As written in EdSource by Jacqui Irwin and Chancellor Eloy Ortiz Oakley.

It’s all about accurately measuring college readiness — and annihilating the achievement gap in the process.

For far too long, community colleges have relied on often inaccurate assessment tests that each year cause more than a million students nationwide to begin their postsecondary education in remedial courses they may not need. In California alone, more than 170,000 students are placed in remedial, or basic skills, math courses — with more than 110,000 never completing the math required to earn a degree. Even worse, data show students of color are more likely than white students to be sent to multiple remedial courses that do not count toward their college degree. What’s more, each remedial course increases the chances of a student throwing his or her arms up and dropping out.

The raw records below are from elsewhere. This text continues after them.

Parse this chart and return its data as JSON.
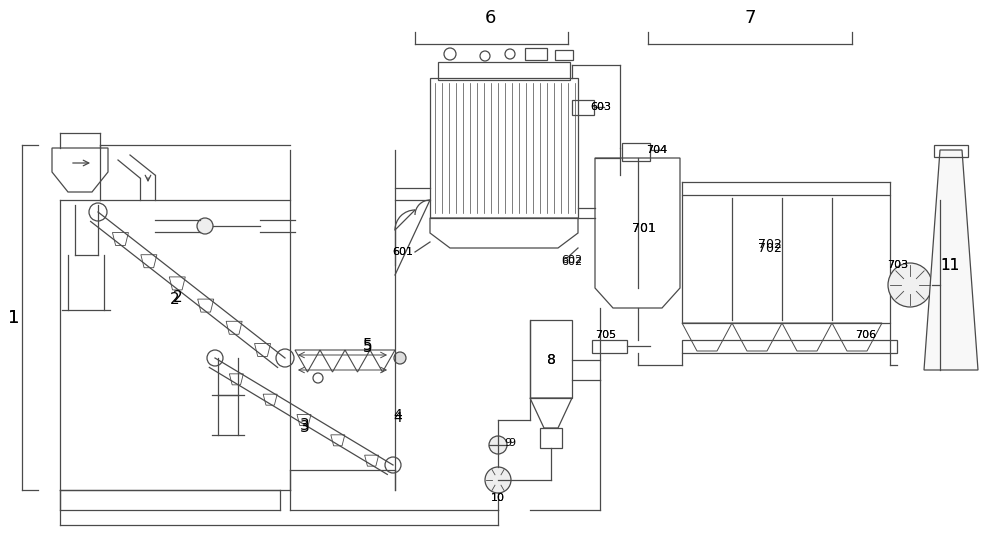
{
  "bg_color": "#ffffff",
  "line_color": "#4a4a4a",
  "line_width": 0.9
}
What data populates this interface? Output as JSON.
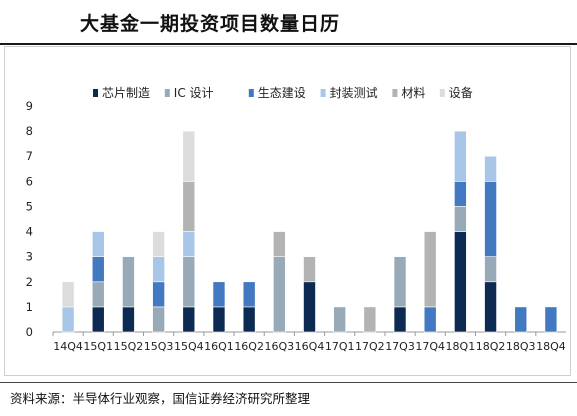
{
  "title": "大基金一期投资项目数量日历",
  "source": "资料来源：半导体行业观察，国信证券经济研究所整理",
  "chart_data": {
    "type": "bar",
    "stacked": true,
    "categories": [
      "14Q4",
      "15Q1",
      "15Q2",
      "15Q3",
      "15Q4",
      "16Q1",
      "16Q2",
      "16Q3",
      "16Q4",
      "17Q1",
      "17Q2",
      "17Q3",
      "17Q4",
      "18Q1",
      "18Q2",
      "18Q3",
      "18Q4"
    ],
    "ylim": [
      0,
      9
    ],
    "yticks": [
      0,
      1,
      2,
      3,
      4,
      5,
      6,
      7,
      8,
      9
    ],
    "grid": false,
    "legend_position": "top",
    "series": [
      {
        "name": "芯片制造",
        "color": "#0d2a52",
        "values": [
          0,
          1,
          1,
          0,
          1,
          1,
          1,
          0,
          2,
          0,
          0,
          1,
          0,
          4,
          2,
          0,
          0
        ]
      },
      {
        "name": "IC 设计",
        "color": "#98a9b8",
        "values": [
          0,
          1,
          2,
          1,
          2,
          0,
          0,
          3,
          0,
          1,
          0,
          2,
          0,
          1,
          1,
          0,
          0
        ]
      },
      {
        "name": "生态建设",
        "color": "#4279c0",
        "values": [
          0,
          1,
          0,
          1,
          0,
          1,
          1,
          0,
          0,
          0,
          0,
          0,
          1,
          1,
          3,
          1,
          1
        ]
      },
      {
        "name": "封装测试",
        "color": "#a8c6e8",
        "values": [
          1,
          1,
          0,
          1,
          1,
          0,
          0,
          0,
          0,
          0,
          0,
          0,
          0,
          2,
          1,
          0,
          0
        ]
      },
      {
        "name": "材料",
        "color": "#b3b3b3",
        "values": [
          0,
          0,
          0,
          0,
          2,
          0,
          0,
          1,
          1,
          0,
          1,
          0,
          3,
          0,
          0,
          0,
          0
        ]
      },
      {
        "name": "设备",
        "color": "#dcdcdc",
        "values": [
          1,
          0,
          0,
          1,
          2,
          0,
          0,
          0,
          0,
          0,
          0,
          0,
          0,
          0,
          0,
          0,
          0
        ]
      }
    ]
  }
}
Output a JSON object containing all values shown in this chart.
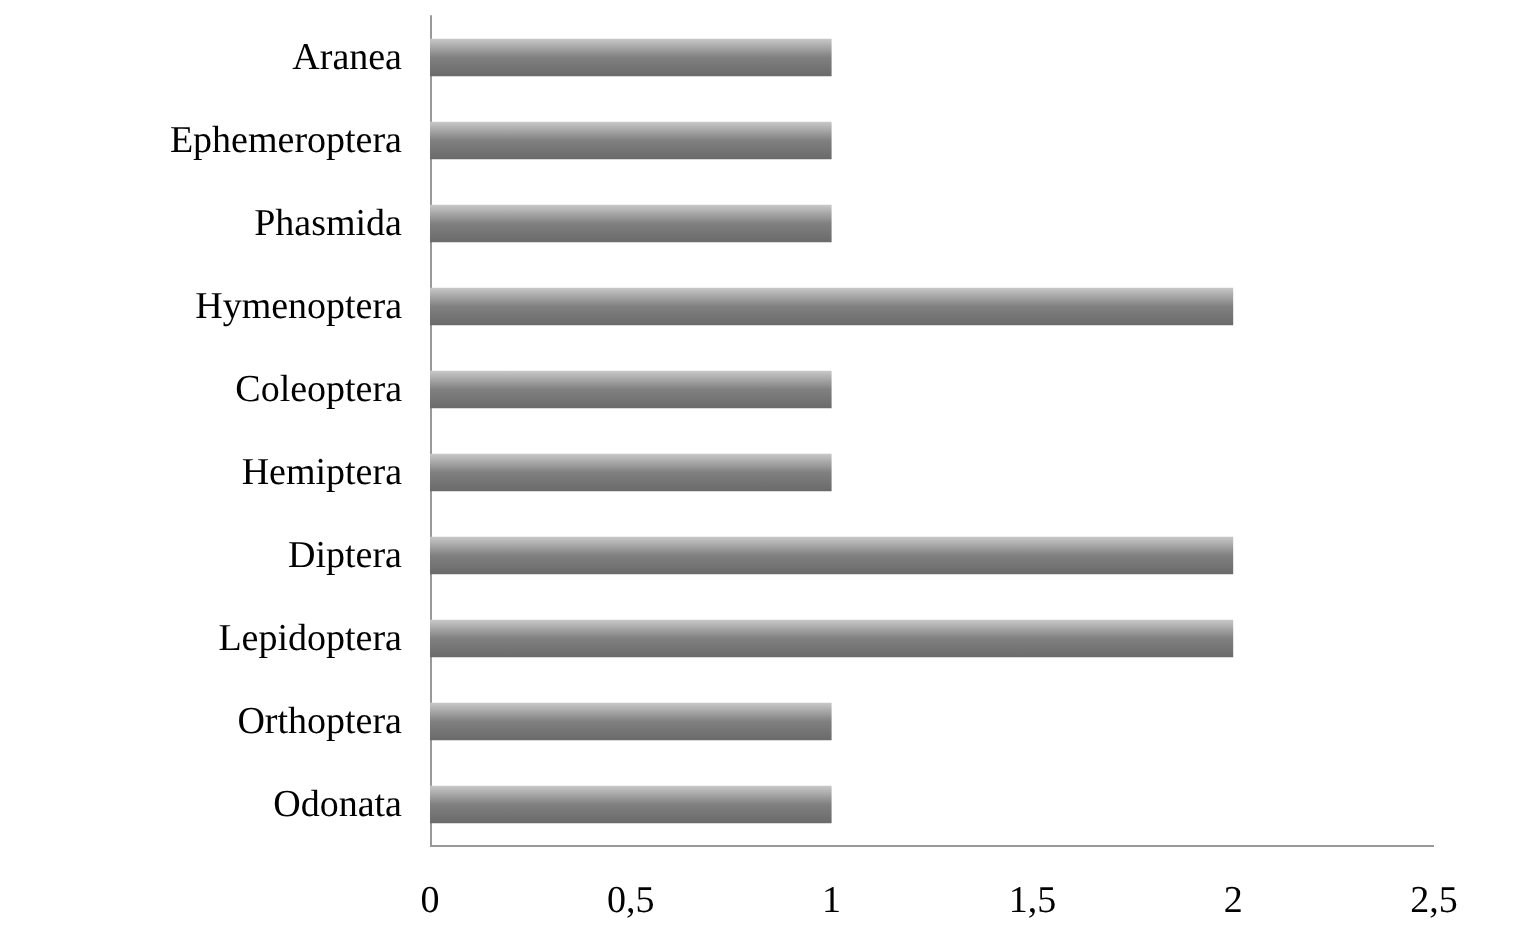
{
  "chart_data": {
    "type": "bar",
    "orientation": "horizontal",
    "categories": [
      "Aranea",
      "Ephemeroptera",
      "Phasmida",
      "Hymenoptera",
      "Coleoptera",
      "Hemiptera",
      "Diptera",
      "Lepidoptera",
      "Orthoptera",
      "Odonata"
    ],
    "values": [
      1,
      1,
      1,
      2,
      1,
      1,
      2,
      2,
      1,
      1
    ],
    "color": "#808080",
    "xlim": [
      0,
      2.5
    ],
    "xticks": [
      0,
      {
        "value": 0.5,
        "label": "0,5"
      },
      1,
      {
        "value": 1.5,
        "label": "1,5"
      },
      2,
      {
        "value": 2.5,
        "label": "2,5"
      }
    ],
    "grid": false
  }
}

With mounting evidence that remedial education is not always helpful in getting students to achieve their academic goals, a small but growing number of California colleges are implementing innovative programs to reform how a student’s skill level can be assessed, and what classes to place them in based on those assessments. Giving such efforts a boost, Gov. Jerry Brown last October signed landmark legislation that changes the way student readiness for college-level work is determined. As the author of the legislation that led to that law — Assembly Bill 705 — and as the head of the California Community Colleges system responsible for its implementation, we want to provide additional context to this important conversation.